The BBC reports on how real time data on mobile phone use in Rome is being used by MIT researchers to observe how people move around the city through the day.
Anyone who has ever driven in Rome or any city in Italy knows the chaos which results from traffic congestion. Researchers are looking to the mobile networks for real time data on the movement of people through the city. Mobile networks must track phones to execute handoffs between towers as one moves in through space to ensure optimal signal strength.
There is little doubt that the mountains of data we generate when using our phones for talking, texting surfing the web or engaging with our social networks offers astonishing opportunities for new applications, targeted marketing, and new lines of business for those who house and store our data.
In Rome, one possible application for all this real-time information is its use by traffic planners to expand roads or increase public transportation resources in obviously high traffic areas. The article extends this idea.
…in future sic buses might not stick to a fixed timetable or even route.

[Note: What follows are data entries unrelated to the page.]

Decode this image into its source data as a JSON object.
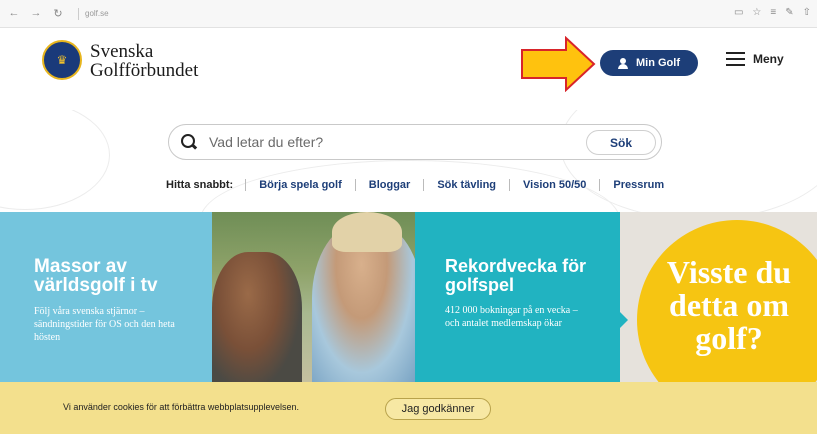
{
  "browser": {
    "url": "golf.se",
    "back_glyph": "←",
    "forward_glyph": "→",
    "refresh_glyph": "↻"
  },
  "header": {
    "logo_line1": "Svenska",
    "logo_line2": "Golfförbundet",
    "min_golf_label": "Min Golf",
    "menu_label": "Meny",
    "brand_color": "#1d3e78",
    "arrow_color": "#ffc20e"
  },
  "search": {
    "placeholder": "Vad letar du efter?",
    "button_label": "Sök"
  },
  "quick_links": {
    "label": "Hitta snabbt:",
    "items": [
      "Börja spela golf",
      "Bloggar",
      "Sök tävling",
      "Vision 50/50",
      "Pressrum"
    ]
  },
  "banner": {
    "panel1": {
      "title": "Massor av världsgolf i tv",
      "text": "Följ våra svenska stjärnor – sändningstider för OS och den heta hösten",
      "color": "#74c5dd"
    },
    "panel3": {
      "title": "Rekordvecka för golfspel",
      "text": "412 000 bokningar på en vecka – och antalet medlemskap ökar",
      "color": "#21b3c1"
    },
    "panel4": {
      "title": "Visste du detta om golf?",
      "color": "#f6c512"
    }
  },
  "cookie": {
    "message": "Vi använder cookies för att förbättra webbplatsupplevelsen.",
    "accept_label": "Jag godkänner"
  }
}
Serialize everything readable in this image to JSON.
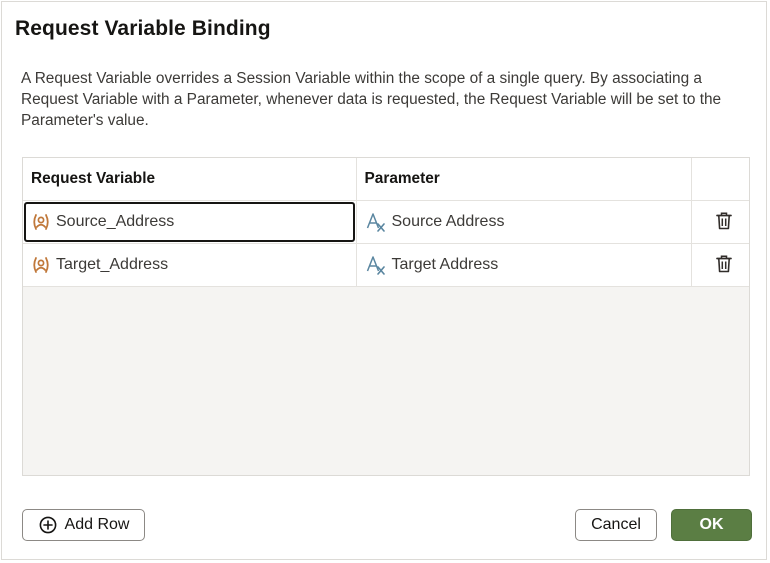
{
  "dialog": {
    "title": "Request Variable Binding",
    "description": "A Request Variable overrides a Session Variable within the scope of a single query. By associating a Request Variable with a Parameter, whenever data is requested, the Request Variable will be set to the Parameter's value."
  },
  "table": {
    "columns": [
      "Request Variable",
      "Parameter",
      ""
    ],
    "rows": [
      {
        "request_variable": "Source_Address",
        "parameter": "Source Address",
        "variable_icon": "request-variable-icon",
        "parameter_icon": "text-parameter-icon",
        "action_icon": "trash-icon"
      },
      {
        "request_variable": "Target_Address",
        "parameter": "Target Address",
        "variable_icon": "request-variable-icon",
        "parameter_icon": "text-parameter-icon",
        "action_icon": "trash-icon"
      }
    ],
    "focused_row": 0
  },
  "footer": {
    "add_row_label": "Add Row",
    "add_row_icon": "plus-circle-icon",
    "cancel_label": "Cancel",
    "ok_label": "OK"
  },
  "colors": {
    "variable_icon": "#c0783a",
    "parameter_icon": "#5a86a0",
    "ok_button": "#5b7e44",
    "focus_border": "#161513"
  }
}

Sending busses to where the people are rather than vice-versa could mean fewer wasted journeys, so Real Time Rome might ultimately be good for the environment.

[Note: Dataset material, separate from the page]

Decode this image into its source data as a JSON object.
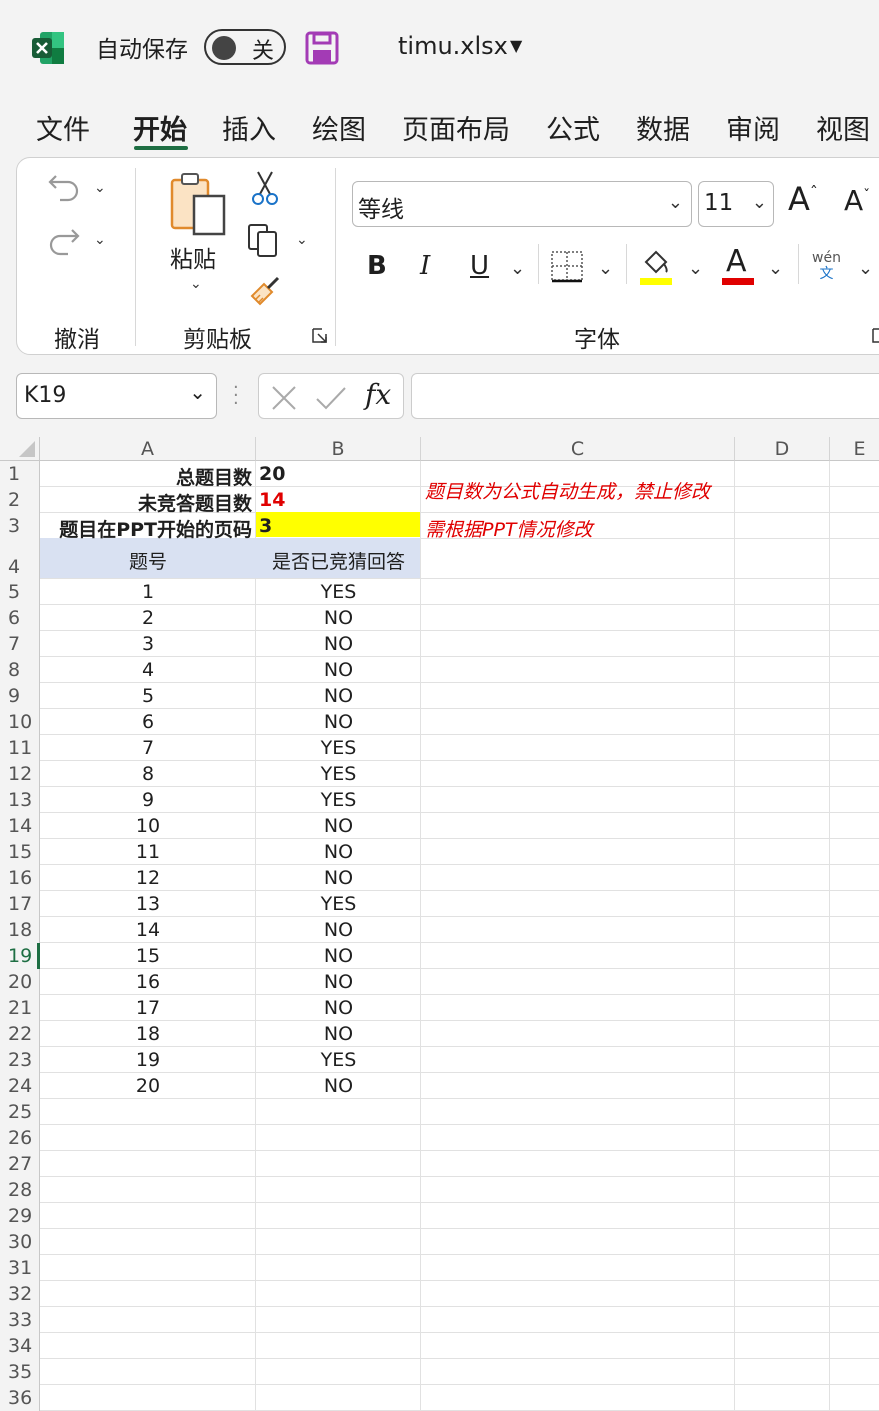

Better route planning for buses and cars could mean less time standing in traffic, pumping out noxious fumes.
Another example of how this data might be put to use was a demonstration by Verizon Wireless for the AdAge’s Madison+Vine event in LA last year. Verizon wanted to show Madison Avenue the power of data mining its users to generate targeted advertising. The demo consisted of a list of Verizon users in the LA area who had downloaded a hiphop ringtone during the previous 30 days. A group of 10,000 of these identified subscribers were offered concert tickets for a same day outdoor concert and all of the 10,000 tickets were purchased in the span of one hour, according to John Stratton, chief marketing officer, Verizon Wireless.

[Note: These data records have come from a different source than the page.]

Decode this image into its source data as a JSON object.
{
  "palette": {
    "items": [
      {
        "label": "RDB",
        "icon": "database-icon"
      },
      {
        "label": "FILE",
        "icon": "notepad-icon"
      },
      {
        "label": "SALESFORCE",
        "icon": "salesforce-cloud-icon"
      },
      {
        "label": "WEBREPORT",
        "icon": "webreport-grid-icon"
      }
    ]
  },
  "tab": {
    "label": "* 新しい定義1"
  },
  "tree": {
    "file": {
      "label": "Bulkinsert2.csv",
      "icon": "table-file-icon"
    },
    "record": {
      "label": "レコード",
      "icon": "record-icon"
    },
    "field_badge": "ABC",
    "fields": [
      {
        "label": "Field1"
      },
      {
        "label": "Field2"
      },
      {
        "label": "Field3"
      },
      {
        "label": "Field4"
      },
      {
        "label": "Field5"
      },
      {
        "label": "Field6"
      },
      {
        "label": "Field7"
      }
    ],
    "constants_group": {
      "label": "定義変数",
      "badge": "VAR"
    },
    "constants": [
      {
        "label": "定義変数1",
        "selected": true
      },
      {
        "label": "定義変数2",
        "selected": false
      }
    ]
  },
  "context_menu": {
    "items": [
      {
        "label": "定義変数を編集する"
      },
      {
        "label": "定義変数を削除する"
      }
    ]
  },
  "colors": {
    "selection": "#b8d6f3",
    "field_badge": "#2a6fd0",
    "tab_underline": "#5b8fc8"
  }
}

And finally, consider MySpace’s move to launch a record label, and now, it’s own TV network. These new lines of business are enabled and assured by the knowledge of what music and media (think YouTube) that MySpacers are consuming and promoting to their networks. Further, the company knows much personal information about the demographics they can target with new media services.
The backend data from social networks, mobile phone networks and of course, mobile social networks and social media is a treasure chest for the data miners, researchers and marketeers wishing to understand or monetize your interactions.